DG: What sorts of solutions or policy changes should we be considering to help prevent or at least better respond to these shortages? Do you think the federal government, Ozlem, should subsidize some of these basic products kind of like the way the federal government incentivizes and subsidizes the production of corn and soybeans?

OE: I really do think that’s an option. I would study the impact of definitely subsidies. And I would say definitely information and data. There needs to be some kind of a regulation at the very least in terms of reporting of shortages, potential production, distribution and even user changes so that there is a way to actually anticipate what might be happening.

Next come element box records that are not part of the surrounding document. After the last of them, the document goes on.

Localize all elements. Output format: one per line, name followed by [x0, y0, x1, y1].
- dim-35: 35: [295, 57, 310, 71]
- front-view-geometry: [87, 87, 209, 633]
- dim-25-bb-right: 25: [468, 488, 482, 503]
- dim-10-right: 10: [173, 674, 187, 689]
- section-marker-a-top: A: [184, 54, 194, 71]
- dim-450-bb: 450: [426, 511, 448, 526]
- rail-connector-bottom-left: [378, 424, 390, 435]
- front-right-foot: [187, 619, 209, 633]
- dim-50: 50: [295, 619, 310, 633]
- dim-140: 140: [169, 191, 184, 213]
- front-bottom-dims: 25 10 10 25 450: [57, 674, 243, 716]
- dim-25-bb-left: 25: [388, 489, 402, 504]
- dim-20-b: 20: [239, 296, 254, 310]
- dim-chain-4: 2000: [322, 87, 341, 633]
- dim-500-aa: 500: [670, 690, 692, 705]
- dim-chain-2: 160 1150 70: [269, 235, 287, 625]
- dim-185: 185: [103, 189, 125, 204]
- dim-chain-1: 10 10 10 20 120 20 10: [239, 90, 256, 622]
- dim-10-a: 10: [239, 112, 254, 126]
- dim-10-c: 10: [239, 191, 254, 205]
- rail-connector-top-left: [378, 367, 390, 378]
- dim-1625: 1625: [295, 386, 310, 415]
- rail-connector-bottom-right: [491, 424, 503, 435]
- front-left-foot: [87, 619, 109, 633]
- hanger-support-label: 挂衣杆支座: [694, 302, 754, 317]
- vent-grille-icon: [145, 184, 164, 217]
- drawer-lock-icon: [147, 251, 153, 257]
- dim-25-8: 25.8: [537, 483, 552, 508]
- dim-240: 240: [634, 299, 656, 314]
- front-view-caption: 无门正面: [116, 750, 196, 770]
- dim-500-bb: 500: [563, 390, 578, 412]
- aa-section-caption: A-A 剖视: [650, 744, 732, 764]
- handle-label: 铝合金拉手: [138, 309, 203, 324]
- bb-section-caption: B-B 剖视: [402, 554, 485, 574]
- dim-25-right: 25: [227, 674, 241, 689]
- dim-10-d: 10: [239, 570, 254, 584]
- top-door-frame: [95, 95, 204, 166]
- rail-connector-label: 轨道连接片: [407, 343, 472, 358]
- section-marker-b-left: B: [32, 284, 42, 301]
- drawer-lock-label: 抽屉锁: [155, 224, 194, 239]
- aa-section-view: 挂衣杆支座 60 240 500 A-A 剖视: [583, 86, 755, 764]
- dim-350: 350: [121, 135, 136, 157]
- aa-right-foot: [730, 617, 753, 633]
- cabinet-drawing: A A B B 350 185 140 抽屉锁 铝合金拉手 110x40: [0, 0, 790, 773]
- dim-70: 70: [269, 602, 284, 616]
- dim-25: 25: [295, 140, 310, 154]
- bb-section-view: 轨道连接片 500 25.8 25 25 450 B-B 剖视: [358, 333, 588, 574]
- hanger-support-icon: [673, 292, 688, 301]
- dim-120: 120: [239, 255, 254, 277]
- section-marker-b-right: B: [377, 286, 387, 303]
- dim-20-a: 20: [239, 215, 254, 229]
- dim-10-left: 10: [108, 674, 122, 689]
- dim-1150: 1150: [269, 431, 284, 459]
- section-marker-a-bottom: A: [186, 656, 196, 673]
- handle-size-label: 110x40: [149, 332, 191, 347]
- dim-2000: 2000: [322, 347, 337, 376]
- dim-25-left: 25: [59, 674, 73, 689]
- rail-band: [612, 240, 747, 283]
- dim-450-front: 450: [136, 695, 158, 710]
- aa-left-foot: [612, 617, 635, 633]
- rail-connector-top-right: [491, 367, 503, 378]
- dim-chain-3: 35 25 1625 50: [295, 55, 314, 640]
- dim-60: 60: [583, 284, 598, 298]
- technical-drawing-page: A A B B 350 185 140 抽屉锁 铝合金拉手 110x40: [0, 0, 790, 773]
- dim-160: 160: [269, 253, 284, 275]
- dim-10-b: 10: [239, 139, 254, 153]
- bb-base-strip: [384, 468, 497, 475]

DG: Ozlem, thank you very much for talking with us on Tradeoffs.

OE: Thank you very much, it was a pleasure.

DG: Experts like Ozlem say policymakers and health care officials must grapple with how much market efficiency we’re willing to sacrifice to make sure we have basic supplies in a crisis.

More often than not, this supply chain is optimized for “just in time” purchasers rather than “just in case” planners, making shortages a chronic condition in U.S. hospitals. And health care workers are forced to pick up the slack. Doctors reusing masks as coronavirus rages on. Paramedics saving up saline for only their sickest patients. Colon cancer surgeons coveting staplers like golden bricks. The stapler shortage made such an impression on surgeons that it inspired special training sessions at their annual meetings this spring. The name of one of the sessions: “My Device Was Recalled. What Do I Do?”

I’m Dan Gorenstein. This is Tradeoffs.